El soldado, un campesino de Nijni-Novgorod, de cara marcada por la viruela, se puso el papel en la vuelta de la manga, sonrió y guiñó maliciosamente los ojos a su camarada, un chuvaco de anchos pómulos prominentes. Los soldados y la presa salieron de la oficina y luego franquearon la gran verja de la cárcel.
El grupo caminó por la ciudad por el centro de la calzada. Los cocheros, los tenderos, las cocineras, los obreros y los empleados se detenían, examinando con curiosidad a la presa. Algunos sacudían la cabeza y pensaban: «He ahí adónde lleva una mala conducta, que afortunadamente no se parece a la nuestra.» Los niños miraban con espanto a «aquella criminal», pero se tranquilizaban a la vista de los soldados que la ponían en la imposibilidad de hacer daño. Un campesino que acababa de tomar té en la posada y vendía carbón se acercó a ella, hizo la señal de la cruz y le entregó un copec. La joven enrojeció, bajó la cabeza y murmuró algunas palabras.
Sintiendo miradas fijas en ella, observaba sin volver la cabeza a quienes se quedaban contemplándola al pasar, divertida por verse objeto de tanta atención. Gozaba también de la dulzura del aire primaveral al salir de la atmósfera malsana de la cárcel.

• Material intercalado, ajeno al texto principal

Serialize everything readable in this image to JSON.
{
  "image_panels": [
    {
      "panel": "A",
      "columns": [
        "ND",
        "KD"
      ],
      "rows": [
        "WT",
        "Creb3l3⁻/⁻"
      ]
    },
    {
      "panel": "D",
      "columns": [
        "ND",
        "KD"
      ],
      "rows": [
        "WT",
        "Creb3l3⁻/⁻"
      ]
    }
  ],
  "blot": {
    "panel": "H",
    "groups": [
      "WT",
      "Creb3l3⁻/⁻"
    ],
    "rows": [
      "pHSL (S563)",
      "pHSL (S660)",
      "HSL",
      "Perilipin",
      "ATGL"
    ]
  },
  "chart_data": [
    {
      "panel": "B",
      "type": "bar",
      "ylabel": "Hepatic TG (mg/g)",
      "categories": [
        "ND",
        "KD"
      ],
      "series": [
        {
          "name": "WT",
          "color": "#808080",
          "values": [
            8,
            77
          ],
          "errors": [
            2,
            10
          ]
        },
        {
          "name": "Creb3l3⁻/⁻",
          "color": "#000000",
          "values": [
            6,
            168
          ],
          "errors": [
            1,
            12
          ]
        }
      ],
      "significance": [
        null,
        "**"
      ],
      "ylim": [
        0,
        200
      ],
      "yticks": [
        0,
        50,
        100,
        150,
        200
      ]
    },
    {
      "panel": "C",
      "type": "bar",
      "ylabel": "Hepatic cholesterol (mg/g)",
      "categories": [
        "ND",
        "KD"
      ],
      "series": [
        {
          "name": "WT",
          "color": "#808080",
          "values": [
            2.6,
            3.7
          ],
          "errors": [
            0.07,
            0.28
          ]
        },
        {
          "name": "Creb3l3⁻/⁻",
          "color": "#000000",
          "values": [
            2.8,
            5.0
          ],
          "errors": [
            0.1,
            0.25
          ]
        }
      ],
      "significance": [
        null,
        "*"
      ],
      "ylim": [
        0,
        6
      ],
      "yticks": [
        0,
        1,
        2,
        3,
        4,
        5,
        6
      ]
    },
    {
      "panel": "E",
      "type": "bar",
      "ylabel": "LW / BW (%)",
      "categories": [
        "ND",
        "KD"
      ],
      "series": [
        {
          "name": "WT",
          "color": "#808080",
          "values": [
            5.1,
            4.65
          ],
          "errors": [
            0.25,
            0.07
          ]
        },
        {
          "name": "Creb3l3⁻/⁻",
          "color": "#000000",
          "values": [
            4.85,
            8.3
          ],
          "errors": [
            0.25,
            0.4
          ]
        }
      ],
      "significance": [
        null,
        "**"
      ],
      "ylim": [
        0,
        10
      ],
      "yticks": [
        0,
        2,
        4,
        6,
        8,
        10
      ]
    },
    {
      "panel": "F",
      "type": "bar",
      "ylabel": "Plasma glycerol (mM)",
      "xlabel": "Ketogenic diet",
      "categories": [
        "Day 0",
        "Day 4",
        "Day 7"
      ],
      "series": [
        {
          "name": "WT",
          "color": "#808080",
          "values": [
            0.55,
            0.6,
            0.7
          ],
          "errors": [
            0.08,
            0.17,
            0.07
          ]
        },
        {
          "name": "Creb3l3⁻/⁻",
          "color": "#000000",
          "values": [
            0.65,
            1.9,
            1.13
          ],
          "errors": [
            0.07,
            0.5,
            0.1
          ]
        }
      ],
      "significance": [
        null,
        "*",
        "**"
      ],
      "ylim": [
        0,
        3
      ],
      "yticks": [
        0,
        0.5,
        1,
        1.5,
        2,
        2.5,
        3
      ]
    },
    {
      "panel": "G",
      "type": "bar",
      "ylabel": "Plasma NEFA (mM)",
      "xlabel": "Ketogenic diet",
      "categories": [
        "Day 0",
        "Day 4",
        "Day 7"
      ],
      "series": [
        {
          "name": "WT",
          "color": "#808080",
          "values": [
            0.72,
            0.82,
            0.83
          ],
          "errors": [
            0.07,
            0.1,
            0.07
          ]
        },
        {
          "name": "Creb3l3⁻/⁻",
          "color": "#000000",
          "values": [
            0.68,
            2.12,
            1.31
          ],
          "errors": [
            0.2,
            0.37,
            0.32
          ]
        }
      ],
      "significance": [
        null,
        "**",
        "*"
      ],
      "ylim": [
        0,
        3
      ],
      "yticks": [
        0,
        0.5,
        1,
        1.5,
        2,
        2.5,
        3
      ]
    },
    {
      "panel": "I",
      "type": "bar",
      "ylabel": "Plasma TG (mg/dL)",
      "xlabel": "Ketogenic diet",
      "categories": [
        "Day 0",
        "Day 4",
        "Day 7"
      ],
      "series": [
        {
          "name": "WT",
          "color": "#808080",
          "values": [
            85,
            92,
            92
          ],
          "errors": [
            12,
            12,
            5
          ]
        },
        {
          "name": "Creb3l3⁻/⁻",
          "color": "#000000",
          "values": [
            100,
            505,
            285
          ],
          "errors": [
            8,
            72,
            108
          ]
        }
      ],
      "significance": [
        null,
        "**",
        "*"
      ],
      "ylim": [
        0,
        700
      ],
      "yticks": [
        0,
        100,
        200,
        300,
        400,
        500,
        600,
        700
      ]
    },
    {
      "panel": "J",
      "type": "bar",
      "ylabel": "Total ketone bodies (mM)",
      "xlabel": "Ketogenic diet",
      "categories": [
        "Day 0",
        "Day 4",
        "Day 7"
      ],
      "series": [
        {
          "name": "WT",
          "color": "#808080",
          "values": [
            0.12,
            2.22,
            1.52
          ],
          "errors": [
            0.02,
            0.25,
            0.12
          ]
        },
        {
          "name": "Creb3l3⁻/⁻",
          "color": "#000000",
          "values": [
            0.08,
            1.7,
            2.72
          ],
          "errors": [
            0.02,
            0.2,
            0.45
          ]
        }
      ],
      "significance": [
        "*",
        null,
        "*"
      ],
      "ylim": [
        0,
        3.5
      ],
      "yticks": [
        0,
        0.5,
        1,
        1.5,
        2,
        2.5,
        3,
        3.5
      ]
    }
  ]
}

Pero, habiendo perdido la costumbre de caminar, con sus zapatos de trapo se lastimaba al pisar sobre las piedras, esforzándose por no apoyarse demasiado en el suelo. Al pasar ante la tienda de un vendedor de harina en cuyo umbral picoteaban algunas palomas, la presa estuvo a punto de pisar a una de ellas. Ésta levantó el vuelo y, con un batido de alas, casi rozó la oreja de Maslova. Ella sonrió; luego, al recordar su situación lanzó un profundo suspiro.